Statistical analysis

We assessed the ecological importance of soil microbiome composition in generating PSFs by comparing microbial dissimilarities with pairwise PSF effects between different species. In Experiment 1 using field data, we first analyzed microbial composition differences by calculating pairwise Bray–Curtis dissimilarities between pairwise species monocultures using the vegan package66 in R. For the analysis of Experiment 2, plant biomass was log-transformed to improve homoscedasticity and explained using a linear model with plant species, inocula species, and their interactions as fixed effects. Seedling height at planting by plant species was included as a covariate to remove the effect of initial size differences. Marginal means and standard errors of each plant species by inocula species pair were estimated from the model and were used to calculate pairwise feedback effects between species using Eq. (1). We compared the PSF effects within and between families, namely the pairwise PSF effect between the host plant and the other species from the same family or other families, respectively. To test whether overall PSF was significantly different from zero, the rma.mv function as implemented in the metafor package67 was used. We fit a random effects model using PSF (Eq. (1)) as the response variable with pairwise combination as a random effect and the individual estimate variance (VarPSF) as the variance19. The VarPSF was calculated as:

$${{{{{{{\rm{Var}}}}}}}}_{{{{{{{\rm{PSF}}}}}}}}=\frac{{{{{{{{\rm{Var}}}}}}}}_{{\alpha }_{A}}}{{N}_{{\alpha }_{A}}\times {({\alpha }_{A})}^{2}}+\frac{{{{{{{{\rm{Var}}}}}}}}_{{\beta }_{B}}}{{N}_{{\beta }_{B}}\times {({\beta }_{B})}^{2}}+\frac{{{{{{{{\rm{Var}}}}}}}}_{{\alpha }_{B}}}{{N}_{{\alpha }_{B}}\times {({\alpha }_{B})}^{2}}+\frac{{{{{{{{\rm{Var}}}}}}}}_{{\alpha }_{B}}}{{N}_{{\alpha }_{B}}\times {({\alpha }_{B})}^{2}}$$
(2)

where Var and N represent variance and sample size, respectively. As conspecific means were used for multiple pairwise feedback estimates, the sample size of conspecifics, \({N}_{{\alpha }_{A}}\) and \({N}_{{\beta }_{B}}\), were adjusted in the VarPSF calculation for the nine pairwise feedbacks in which they were used from the 9 conspecific replicates in the experiment to 1 (=9 replicates/9 pairwise feedback estimates). The PSF effects were considered significantly different from zero if the 95% confidence interval did not contain zero.
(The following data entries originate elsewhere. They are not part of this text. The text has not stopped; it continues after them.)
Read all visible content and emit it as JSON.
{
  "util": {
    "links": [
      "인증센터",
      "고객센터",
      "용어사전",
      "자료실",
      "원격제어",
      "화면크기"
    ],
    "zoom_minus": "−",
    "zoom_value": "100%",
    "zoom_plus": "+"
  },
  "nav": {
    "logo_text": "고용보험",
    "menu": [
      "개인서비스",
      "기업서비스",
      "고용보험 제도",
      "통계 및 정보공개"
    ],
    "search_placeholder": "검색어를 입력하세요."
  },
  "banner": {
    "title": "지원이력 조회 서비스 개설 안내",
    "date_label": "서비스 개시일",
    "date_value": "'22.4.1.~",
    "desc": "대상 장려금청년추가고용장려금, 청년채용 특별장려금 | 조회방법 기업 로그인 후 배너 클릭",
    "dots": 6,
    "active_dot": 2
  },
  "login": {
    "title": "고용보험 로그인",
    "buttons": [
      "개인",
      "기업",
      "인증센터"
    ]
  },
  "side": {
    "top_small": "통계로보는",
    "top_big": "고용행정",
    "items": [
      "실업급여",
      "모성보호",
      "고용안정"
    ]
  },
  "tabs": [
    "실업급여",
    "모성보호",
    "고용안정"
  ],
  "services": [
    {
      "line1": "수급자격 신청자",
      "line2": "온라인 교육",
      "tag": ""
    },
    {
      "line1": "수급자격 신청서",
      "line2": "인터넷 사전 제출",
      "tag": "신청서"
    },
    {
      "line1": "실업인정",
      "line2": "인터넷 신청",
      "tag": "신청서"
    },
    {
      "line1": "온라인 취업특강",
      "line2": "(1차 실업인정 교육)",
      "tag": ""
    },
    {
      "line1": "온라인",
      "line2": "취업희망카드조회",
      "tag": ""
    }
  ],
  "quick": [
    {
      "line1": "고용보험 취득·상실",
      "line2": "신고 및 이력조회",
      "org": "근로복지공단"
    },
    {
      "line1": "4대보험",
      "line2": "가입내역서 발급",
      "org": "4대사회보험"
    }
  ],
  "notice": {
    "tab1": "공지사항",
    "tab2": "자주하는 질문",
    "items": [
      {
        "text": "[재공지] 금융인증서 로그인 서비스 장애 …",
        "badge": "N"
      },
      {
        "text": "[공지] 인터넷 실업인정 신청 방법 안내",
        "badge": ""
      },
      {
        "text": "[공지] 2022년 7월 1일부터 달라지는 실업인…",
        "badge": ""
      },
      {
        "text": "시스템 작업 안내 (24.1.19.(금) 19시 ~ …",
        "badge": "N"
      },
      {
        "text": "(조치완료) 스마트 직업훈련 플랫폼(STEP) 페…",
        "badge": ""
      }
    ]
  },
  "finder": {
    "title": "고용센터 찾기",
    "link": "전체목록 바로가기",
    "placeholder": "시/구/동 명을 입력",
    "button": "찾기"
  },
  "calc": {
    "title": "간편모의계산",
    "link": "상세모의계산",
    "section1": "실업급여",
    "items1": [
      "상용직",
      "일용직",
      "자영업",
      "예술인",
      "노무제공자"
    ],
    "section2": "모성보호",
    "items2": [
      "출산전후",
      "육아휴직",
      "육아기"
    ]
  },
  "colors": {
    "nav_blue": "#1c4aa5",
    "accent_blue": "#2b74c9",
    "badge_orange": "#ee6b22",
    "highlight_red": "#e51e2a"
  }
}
The regressions between different microbial community dissimilarities and measured pairwise PSFs were calculated and the regression coefficients and the functions’ significance were obtained with the stat_poly_eq and stat_fit_glance functions in the ggpmisc package68. The regressions between soil fungal pathogen and oomycete dissimilarities and measured pairwise PSFs were significant (Supplementary Table 2), indicating the importance of fungal pathogens in driving negative PSFs. We then considered two different approaches (linear model and random forest) to predict pairwise feedback using 12 potential microbial predictors (rhizobia, non-rhizobia bacteria, AMF, fungal pathogen, fungal saprobe and oomycetes for both soil and root). However, for soil rhizobia, only 28 ASVs were identified and there were many missing values when calculating the dissimilarity and could not be used in later modeling running. Therefore, we removed the soil rhizobia when running the models, keeping the other 11 microbial predictors. Linear and random forest models69 were compared using the lm and randomForest base R functions, and we assessed the significance of fitted random forest models using the A3 package70. We found that the linear model explained a larger proportion of variance (Radj2 = 0.137) than the random forest model (Radj2 = 0.106). Then, we performed a model selection process for feedback effects, using the glmulti package71 in R to generate a suite of candidate models and sample size corrected Akaike Information Criterion (AICc)72 to distinguish between candidate models. As ∆AICc between models were statistically indistinguishable (≤2), we opted to perform model averaging to represent the importance of parameters across all candidate models73. Parameter weights were estimated as the sum of Akaike weights across all the models74 and are considered a measure of the overall support for each predictor. We set a lower limit of 0.7 to differentiate between the important and unimportant predictors. We found that soil fungal pathogen, soil oomycete and root pathogen dissimilarities were the three most important predictors and their effects on predicting the PSF were significant (Supplementary Table 3). We then derived a best linear model based on these three predictors to characterize the pairwise PSF effects:

$${{{{{\rm{Predicted}}}}}}\; {{{{{\rm{PSF}}}}}}_{{ij}}\;{{{{{\rm{between}}}}}}\; {{{{{\rm{species}}}}}}\; {{i}}\; {{{{{\rm{and}}}}}}\; {{j}}=-1.52*{{{{{\rm{soil}}}}}}\; {{{{{\rm{fungal}}}}}}\; {{{{{\rm{pathogen}}}}}}\; {{{{{\rm{dissimilarity}}}}}} \\ -2.27*{{{{{\rm{soil}}}}}}\; {{{{{\rm{oomycete}}}}}}\; {{{{{\rm{dissimilarity}}}}}} \\ -1.27*{{{{{\rm{root}}}}}}\; {{{{{\rm{fungal}}}}}}\; {{{{{\rm{pathogen}}}}}}+1.589$$
(3)

where the coefficients of both soil and root fungal pathogen and oomycete dissimilarities were the estimates derived from the predicted model (Supplementary Table 3). To determine the intercept, we calculated a weighted average of all multiple regression model intercepts.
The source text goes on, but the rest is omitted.